ERKADIN olarak bir proje yaptım, amacım bu toprakları bize armağan eden geçmişimize yaptığımız vefasızlığın bir nebze de olsa özrünü dilemekti. İlk önce Milli Mücadele Kahramanımız Erzurumlu Kara Fatma ile başlamak istedim, arkasından Tarihe Yazılmış Erzurumlu Kadınlarını anlatarak geçmişimizi geleceğe taşımanın verdiği sorumluluğu yerine getirmeye çalışacağım.

HİKAYESİ KAYBOLAN KADINLAR…

Erzurum kadınının özelliği Nene Hatundan, Kara Fatma’dan gelir. Lakabımız KARAdır ama kaşımızın gözümüzün karalığı değildir kast edilen, YÜREĞİMİZDEN GELEN CESARETİN RENGİDİR.

Yaşadıkları coğrafyanın özellikleri insanların yüzlerine ve kişiliklerine yansır, sert iklimin insanı sert, haşin, aniden öfkelenen, atak bir huya sahip olur derler. Başka memleketler öyle midir bilemem ama Anadolu insanı ile coğrafyası arasında gerçekten akıl almaz bir ilişki vardır. Zayıf, karakaşlı- kara gözlü, esmer(toprağı ile uğraşırken güneşte yanmış), ve dik duruşlu (çatılardan sarkan buzlar gibi), çatık kaşları ile her an patlamaya hazır gibi görünen ama çok az konuşan, soğuk tipili havaya benzeyen dış görünüşlü dadaşın, yanı sıra bu coğrafyanın kadını da farklıdır. O başka kadınlar gibi gözü etrafta hata arayan değil, her sabah evladına “kimseye bulaşmamasını “tembih eden bir kadın tipidir.

Kocası gurbette babası mezarda olsa bile, kimseye boyun eğmeden ekmeğini taştan çıkarmayı bilmiş, korkusuzca, gözünü kırpmadan can vermiş, can almış, kimseye borçlu kalmadan hayatını idame ettirmeyi başarmıştır bu coğrafyanın kadını.

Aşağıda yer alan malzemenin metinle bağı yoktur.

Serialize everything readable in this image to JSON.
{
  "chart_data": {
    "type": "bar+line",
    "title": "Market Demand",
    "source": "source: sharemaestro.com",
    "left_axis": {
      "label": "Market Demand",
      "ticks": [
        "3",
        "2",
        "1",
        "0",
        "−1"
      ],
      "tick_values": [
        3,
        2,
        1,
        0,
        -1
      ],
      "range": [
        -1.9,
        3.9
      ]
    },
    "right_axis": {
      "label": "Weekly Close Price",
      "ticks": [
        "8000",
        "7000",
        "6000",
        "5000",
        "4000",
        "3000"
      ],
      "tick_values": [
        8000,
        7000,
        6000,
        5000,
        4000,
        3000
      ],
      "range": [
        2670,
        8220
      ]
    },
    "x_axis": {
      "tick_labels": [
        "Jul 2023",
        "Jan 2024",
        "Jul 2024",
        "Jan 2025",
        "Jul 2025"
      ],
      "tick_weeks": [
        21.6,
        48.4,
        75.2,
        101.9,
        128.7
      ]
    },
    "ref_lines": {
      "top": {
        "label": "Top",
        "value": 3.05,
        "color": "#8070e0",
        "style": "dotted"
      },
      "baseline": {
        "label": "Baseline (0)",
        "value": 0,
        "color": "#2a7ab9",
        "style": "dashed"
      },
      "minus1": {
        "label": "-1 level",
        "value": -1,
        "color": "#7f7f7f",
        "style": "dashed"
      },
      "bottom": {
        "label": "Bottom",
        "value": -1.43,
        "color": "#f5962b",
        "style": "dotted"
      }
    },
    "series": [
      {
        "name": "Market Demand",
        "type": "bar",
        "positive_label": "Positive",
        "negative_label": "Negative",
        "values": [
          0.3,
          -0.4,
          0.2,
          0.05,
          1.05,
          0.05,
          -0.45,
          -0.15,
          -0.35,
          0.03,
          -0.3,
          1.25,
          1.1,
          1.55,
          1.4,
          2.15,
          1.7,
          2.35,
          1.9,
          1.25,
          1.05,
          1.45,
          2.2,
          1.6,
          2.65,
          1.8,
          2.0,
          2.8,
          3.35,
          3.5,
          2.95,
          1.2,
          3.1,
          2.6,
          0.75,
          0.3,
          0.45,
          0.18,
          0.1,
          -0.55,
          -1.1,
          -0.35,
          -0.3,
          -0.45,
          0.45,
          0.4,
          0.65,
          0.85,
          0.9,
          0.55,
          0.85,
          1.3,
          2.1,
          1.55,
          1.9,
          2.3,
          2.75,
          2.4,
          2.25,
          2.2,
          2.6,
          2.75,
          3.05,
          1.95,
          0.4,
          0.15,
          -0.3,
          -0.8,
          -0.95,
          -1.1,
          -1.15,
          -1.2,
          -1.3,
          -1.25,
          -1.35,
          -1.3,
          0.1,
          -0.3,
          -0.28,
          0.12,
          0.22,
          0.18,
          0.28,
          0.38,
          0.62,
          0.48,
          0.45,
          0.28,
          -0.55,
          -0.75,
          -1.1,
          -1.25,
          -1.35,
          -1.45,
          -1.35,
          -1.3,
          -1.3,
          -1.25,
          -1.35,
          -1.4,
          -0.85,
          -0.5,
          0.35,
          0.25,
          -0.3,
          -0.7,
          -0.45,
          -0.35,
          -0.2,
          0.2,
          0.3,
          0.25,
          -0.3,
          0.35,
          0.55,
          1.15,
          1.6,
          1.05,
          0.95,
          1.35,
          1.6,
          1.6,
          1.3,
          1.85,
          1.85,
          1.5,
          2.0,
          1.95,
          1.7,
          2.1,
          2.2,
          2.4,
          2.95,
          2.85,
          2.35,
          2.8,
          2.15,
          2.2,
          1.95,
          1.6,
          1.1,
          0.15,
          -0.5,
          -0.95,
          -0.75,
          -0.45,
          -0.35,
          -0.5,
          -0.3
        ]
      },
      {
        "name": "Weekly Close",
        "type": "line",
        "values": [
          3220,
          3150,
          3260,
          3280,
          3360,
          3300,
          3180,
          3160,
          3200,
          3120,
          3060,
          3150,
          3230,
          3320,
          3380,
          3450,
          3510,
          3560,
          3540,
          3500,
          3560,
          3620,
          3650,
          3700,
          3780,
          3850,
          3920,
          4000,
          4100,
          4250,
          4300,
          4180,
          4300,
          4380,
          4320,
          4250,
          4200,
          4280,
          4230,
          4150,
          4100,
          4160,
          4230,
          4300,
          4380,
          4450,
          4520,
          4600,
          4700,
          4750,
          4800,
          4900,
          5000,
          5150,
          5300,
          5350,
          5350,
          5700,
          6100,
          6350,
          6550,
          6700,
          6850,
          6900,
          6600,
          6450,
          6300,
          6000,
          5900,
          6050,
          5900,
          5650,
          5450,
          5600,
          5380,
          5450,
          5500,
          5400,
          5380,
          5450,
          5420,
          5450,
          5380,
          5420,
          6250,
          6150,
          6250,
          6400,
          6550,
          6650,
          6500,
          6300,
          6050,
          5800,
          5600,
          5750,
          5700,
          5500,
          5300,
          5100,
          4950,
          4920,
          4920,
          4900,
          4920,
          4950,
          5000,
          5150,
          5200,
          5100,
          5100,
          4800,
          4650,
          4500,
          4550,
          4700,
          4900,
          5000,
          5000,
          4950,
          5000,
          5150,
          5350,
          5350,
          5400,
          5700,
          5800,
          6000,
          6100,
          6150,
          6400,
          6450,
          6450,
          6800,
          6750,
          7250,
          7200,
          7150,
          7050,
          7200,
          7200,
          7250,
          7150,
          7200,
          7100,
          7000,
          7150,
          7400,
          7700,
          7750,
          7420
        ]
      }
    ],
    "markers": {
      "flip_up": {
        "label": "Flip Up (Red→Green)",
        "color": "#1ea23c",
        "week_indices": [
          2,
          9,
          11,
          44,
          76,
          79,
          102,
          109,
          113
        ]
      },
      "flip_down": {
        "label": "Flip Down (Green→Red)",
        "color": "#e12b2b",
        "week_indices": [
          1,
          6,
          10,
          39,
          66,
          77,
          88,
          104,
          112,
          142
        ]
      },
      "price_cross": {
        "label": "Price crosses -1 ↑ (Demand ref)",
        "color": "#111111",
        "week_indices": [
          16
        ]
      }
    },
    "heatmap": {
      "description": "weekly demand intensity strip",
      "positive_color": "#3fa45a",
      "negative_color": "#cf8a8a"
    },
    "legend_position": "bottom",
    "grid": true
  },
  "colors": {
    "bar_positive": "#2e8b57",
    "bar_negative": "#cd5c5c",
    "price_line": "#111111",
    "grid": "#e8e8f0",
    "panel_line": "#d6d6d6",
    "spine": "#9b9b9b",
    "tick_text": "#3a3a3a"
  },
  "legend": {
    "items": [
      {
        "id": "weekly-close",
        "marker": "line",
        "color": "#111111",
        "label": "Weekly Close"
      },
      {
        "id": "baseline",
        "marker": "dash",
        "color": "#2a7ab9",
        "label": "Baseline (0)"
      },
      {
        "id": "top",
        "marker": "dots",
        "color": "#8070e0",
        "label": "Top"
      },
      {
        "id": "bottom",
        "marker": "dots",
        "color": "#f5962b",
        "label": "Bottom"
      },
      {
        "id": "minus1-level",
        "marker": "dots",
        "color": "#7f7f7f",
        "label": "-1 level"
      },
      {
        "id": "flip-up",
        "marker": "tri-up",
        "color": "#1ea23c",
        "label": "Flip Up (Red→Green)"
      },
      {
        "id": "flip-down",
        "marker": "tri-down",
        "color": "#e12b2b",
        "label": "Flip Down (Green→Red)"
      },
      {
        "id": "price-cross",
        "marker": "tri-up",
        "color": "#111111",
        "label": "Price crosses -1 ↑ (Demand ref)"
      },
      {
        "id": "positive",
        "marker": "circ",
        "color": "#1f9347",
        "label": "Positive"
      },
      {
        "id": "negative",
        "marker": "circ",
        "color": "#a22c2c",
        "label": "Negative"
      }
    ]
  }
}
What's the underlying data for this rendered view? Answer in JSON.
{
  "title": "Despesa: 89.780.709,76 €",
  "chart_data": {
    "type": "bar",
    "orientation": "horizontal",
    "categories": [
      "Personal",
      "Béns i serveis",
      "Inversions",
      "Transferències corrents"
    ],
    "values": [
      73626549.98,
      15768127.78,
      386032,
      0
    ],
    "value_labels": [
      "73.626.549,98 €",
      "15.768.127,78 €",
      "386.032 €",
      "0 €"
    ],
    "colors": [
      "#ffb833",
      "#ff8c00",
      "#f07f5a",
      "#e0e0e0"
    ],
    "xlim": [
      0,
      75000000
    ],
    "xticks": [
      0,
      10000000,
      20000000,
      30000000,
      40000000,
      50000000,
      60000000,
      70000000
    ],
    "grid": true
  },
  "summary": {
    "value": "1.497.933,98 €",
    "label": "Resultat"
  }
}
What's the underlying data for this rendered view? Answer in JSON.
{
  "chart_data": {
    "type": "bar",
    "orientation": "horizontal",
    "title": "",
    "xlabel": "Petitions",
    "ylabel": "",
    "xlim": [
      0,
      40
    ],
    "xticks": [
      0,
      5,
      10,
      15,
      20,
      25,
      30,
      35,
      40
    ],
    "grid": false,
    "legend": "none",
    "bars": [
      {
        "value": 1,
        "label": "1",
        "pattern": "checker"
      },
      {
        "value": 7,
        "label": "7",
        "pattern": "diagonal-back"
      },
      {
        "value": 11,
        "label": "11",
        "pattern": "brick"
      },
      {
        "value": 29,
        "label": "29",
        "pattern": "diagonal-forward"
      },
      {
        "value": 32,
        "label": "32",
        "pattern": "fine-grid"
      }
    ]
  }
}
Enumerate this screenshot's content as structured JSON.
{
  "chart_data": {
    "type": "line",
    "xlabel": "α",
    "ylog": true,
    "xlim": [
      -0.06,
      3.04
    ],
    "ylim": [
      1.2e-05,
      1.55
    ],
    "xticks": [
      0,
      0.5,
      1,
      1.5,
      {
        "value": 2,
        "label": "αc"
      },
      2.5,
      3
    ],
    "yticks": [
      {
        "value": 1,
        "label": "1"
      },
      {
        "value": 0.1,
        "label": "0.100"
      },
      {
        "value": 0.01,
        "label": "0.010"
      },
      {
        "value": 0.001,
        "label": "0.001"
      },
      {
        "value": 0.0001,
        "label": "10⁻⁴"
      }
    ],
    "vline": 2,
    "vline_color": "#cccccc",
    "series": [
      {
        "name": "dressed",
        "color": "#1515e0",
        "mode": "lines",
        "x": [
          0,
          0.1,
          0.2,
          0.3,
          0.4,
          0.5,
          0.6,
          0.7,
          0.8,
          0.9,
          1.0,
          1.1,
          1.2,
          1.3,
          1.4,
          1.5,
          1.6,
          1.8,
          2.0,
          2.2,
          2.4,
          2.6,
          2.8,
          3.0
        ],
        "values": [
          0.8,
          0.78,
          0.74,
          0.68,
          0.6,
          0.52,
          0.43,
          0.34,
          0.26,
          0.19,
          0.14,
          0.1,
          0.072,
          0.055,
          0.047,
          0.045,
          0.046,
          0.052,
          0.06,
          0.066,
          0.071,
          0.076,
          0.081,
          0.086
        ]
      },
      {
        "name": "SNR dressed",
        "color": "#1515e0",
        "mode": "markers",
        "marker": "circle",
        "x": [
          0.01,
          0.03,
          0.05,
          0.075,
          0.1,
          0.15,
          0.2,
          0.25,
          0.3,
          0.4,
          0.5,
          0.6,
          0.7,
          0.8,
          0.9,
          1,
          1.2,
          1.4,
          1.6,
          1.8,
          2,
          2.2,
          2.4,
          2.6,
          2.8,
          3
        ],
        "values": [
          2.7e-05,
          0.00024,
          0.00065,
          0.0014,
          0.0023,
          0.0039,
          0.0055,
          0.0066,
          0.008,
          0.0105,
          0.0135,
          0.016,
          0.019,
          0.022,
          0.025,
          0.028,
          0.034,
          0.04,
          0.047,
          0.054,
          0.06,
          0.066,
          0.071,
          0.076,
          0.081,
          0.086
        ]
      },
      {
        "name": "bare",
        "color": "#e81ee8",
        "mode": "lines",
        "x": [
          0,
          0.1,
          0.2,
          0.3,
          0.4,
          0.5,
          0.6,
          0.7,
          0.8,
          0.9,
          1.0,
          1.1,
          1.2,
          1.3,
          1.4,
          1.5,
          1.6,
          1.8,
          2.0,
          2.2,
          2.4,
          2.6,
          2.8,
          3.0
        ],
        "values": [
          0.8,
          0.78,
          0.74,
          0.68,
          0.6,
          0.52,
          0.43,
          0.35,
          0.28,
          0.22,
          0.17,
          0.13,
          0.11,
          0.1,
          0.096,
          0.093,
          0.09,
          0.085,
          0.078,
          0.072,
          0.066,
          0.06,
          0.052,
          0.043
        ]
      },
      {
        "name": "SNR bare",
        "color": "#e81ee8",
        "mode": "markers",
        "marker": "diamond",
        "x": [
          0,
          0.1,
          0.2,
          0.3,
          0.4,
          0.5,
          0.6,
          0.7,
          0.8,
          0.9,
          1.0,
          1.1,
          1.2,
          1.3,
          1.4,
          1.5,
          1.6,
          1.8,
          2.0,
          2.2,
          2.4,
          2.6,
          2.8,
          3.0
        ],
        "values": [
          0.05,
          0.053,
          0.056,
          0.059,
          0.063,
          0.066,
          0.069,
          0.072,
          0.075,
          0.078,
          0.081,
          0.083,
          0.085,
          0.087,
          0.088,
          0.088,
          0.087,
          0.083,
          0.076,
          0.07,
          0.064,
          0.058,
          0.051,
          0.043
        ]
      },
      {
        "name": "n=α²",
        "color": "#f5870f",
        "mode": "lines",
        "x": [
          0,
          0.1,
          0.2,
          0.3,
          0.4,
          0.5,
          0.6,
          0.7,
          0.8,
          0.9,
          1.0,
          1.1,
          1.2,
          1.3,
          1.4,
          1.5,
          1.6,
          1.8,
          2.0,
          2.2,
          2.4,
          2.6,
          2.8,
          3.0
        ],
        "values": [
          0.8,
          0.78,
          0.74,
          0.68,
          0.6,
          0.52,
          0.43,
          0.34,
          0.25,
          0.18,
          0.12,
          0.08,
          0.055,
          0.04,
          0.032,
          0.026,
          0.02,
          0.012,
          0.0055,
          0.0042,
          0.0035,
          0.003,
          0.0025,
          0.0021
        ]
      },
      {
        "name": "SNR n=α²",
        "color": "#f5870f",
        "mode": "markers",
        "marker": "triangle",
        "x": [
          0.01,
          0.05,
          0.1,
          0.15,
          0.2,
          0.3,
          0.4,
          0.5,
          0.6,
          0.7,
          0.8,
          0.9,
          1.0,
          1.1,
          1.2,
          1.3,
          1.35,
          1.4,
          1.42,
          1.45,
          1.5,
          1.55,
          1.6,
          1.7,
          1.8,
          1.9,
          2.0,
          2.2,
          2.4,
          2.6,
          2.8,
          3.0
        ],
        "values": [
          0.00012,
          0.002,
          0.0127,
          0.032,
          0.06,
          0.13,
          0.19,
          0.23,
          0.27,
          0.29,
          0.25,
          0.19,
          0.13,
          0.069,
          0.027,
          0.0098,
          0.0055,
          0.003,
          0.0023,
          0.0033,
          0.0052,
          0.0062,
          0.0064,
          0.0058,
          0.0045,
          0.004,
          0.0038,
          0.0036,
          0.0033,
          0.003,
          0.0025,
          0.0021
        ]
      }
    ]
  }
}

Damarına basmayınca, konu namus olmayınca çemkirmez kimsenin yüzüne. Dinini, milliyetini sorgulatmaz asla? Ağzından çıkan sözün sahibidir her zaman, kalp kırarsa tamirine uğraşır, kalbi kırılırsa vuslat kıyamete kalır onun gönlünde, kadının adı yok değil kadının adı dört dörtlük vardır burada?

Ele geçirilemeyen özgür bir ruhu vardır kadının, sevildiğini de bilir sevmeyi de. Suskun görünür ama içi alev alevdir, kapatırsın ağzını yaşmakla, gözleri konuşur yaşmağının altından. Yok, görmüş, yokluk görmüş bedeni bütünleşir ruhu ile gözü karadır gözü çıkasıcanın,  açar ağzını kurşuna, özgüvenini oluşturmamıştır boşuna…

Vatanını, bayrağını, dinini, milletini, toprağını, yuvasını ilgilendiren olaylar karşısında suskun kalmaz, aziz vatanına ,milletine yakıştırılmaya çalışılan karalamalara karşı hiç düşünmeden tavır alır, karşı koyar. Anadolu da “hatun veya Paşa “ unvanlı kadınlar gözünü kırpmadan erinin, babasının, oğlunun yanında yer alır, İstiklal Marşında ifade edilen ruh bütünlüğüne kendi çabası ile ulaşır.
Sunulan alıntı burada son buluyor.